Vietnamese asset manager VinaCapital estimates that total assets under management of local and foreign-domiciled exchange-traded funds tracking Vietnam will triple to around US$7.5 billion within five years, driven by growing foreign interest.

The Southeast Asian nation’s potential upgrade from frontier to emerging market will be an “even more substantial catalyst” that could generate “much larger inflows”, Thu Nguyen, VinaCapital’s head of investments, listed equities and fixed income, says in an interview with Asia Asset Management.

She expects index provider MSCI to upgrade Vietnam’s status within five years.

As of end-2024, nine local asset managers offered 16 ETFs with 24.6 trillion dong ($950 million) of total assets under management. There are also several foreign ETFs tracking Vietnam, including Fubon FTSE Vietnam ETF, VanEck Vietnam ETF and Xtrackers FTSE Vietnam Swap UCITS ETF.

Many of the foreign ETFs are far larger than Vietnam funds. But Nguyen believes local ETFs have strong growth potential, pointing to Vietnam’s 49% cap on foreign ownership of local securities and companies as a reason.
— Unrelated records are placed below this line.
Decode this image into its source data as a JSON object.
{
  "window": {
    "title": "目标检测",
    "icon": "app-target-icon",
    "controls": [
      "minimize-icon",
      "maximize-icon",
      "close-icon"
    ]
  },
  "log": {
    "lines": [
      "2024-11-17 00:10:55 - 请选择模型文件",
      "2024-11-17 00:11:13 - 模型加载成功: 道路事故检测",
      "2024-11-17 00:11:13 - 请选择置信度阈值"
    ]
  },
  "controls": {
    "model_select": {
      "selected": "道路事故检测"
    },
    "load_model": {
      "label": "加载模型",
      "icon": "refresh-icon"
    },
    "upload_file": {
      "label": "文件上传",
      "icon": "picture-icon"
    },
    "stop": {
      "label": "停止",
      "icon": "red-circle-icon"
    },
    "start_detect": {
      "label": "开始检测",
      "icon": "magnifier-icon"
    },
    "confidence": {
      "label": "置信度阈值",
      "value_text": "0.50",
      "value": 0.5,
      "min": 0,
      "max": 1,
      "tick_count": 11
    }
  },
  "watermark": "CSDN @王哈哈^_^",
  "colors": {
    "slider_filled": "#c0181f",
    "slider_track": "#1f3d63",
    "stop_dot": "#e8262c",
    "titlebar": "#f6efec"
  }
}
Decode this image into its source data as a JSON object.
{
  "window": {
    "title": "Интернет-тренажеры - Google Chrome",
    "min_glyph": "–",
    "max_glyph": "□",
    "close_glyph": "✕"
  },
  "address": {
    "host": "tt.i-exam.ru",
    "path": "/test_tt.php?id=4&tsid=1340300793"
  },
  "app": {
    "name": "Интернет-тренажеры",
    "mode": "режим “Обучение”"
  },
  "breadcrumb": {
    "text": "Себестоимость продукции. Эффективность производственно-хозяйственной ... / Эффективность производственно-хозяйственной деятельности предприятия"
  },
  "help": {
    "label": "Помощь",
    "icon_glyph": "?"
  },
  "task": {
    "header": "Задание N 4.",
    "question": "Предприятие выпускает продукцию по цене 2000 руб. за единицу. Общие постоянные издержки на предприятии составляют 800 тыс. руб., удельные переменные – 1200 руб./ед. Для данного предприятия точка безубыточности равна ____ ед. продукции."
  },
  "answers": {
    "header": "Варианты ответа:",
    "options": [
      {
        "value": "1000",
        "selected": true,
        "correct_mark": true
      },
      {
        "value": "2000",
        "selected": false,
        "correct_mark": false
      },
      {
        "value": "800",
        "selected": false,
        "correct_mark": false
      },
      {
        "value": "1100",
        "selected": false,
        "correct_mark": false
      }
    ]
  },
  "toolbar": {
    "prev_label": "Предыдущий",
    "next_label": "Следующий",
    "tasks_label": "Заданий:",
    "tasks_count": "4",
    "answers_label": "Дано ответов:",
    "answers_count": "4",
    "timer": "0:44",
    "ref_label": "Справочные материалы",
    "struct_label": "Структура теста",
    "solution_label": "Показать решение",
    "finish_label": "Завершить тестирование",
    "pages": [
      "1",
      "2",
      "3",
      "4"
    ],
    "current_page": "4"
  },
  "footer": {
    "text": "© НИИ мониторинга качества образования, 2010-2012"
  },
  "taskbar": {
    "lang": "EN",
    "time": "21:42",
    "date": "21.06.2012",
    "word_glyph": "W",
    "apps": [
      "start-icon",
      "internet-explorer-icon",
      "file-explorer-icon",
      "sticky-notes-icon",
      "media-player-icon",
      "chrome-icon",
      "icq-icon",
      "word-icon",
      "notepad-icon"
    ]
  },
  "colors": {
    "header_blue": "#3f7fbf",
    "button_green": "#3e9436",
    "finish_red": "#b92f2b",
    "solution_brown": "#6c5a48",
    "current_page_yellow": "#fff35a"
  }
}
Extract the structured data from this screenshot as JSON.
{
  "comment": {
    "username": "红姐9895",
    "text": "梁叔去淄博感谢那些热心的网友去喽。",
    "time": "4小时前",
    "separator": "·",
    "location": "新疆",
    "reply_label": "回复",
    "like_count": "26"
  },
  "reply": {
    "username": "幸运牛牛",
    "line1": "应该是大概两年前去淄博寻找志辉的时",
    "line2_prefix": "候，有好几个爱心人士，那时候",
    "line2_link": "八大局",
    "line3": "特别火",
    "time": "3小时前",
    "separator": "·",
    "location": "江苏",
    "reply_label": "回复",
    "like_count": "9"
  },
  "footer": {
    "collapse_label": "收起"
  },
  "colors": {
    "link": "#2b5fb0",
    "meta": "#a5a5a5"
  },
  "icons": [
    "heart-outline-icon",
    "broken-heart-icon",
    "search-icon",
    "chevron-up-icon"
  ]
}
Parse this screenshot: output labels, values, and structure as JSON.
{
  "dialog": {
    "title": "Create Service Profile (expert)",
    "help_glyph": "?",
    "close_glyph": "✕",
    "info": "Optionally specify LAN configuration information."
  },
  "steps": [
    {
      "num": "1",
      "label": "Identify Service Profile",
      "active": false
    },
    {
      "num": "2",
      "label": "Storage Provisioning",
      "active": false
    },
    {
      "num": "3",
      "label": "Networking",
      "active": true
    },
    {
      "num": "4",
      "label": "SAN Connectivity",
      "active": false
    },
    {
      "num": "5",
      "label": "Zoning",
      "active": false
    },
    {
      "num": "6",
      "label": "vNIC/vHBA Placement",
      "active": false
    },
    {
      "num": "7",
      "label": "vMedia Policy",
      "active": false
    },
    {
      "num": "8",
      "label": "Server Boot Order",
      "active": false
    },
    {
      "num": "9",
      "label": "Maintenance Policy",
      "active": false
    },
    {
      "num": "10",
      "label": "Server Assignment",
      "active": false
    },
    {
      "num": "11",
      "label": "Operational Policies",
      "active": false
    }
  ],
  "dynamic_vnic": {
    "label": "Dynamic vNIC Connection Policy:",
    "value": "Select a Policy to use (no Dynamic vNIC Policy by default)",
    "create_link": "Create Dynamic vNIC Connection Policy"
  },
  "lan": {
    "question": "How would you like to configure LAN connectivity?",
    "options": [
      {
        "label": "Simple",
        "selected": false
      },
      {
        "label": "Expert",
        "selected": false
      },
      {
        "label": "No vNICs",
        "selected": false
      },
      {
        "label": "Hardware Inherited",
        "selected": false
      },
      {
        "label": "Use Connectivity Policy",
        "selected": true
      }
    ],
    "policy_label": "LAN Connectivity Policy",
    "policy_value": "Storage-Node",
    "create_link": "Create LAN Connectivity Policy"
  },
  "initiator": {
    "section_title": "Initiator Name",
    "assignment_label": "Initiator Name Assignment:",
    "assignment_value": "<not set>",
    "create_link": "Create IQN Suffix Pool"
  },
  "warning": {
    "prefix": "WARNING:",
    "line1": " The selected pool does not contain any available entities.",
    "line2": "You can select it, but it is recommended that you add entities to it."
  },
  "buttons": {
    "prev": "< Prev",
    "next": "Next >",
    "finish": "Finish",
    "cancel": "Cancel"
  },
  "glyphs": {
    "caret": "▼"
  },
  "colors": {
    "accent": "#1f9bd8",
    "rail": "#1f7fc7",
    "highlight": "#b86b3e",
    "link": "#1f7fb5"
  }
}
“With the foreign ownership limit rules in place, foreign investors realise that local ETFs are effective vehicles to invest in good local companies and gain exposure to the country’s capital markets,” she says.

According to Ngyuen, VinaCapital continuously analyses global trends to assess the viability of developing new ETFs, including active funds.

“The feasibility of launching active ETFs depends on a more-established regulatory framework, exchange infrastructure and domestic demand, as well as preferences,” she says. “At present, we are collaborating with relevant stakeholders and government agencies to develop several strategic beta ETFs that we expect to provide to investors in the coming months.”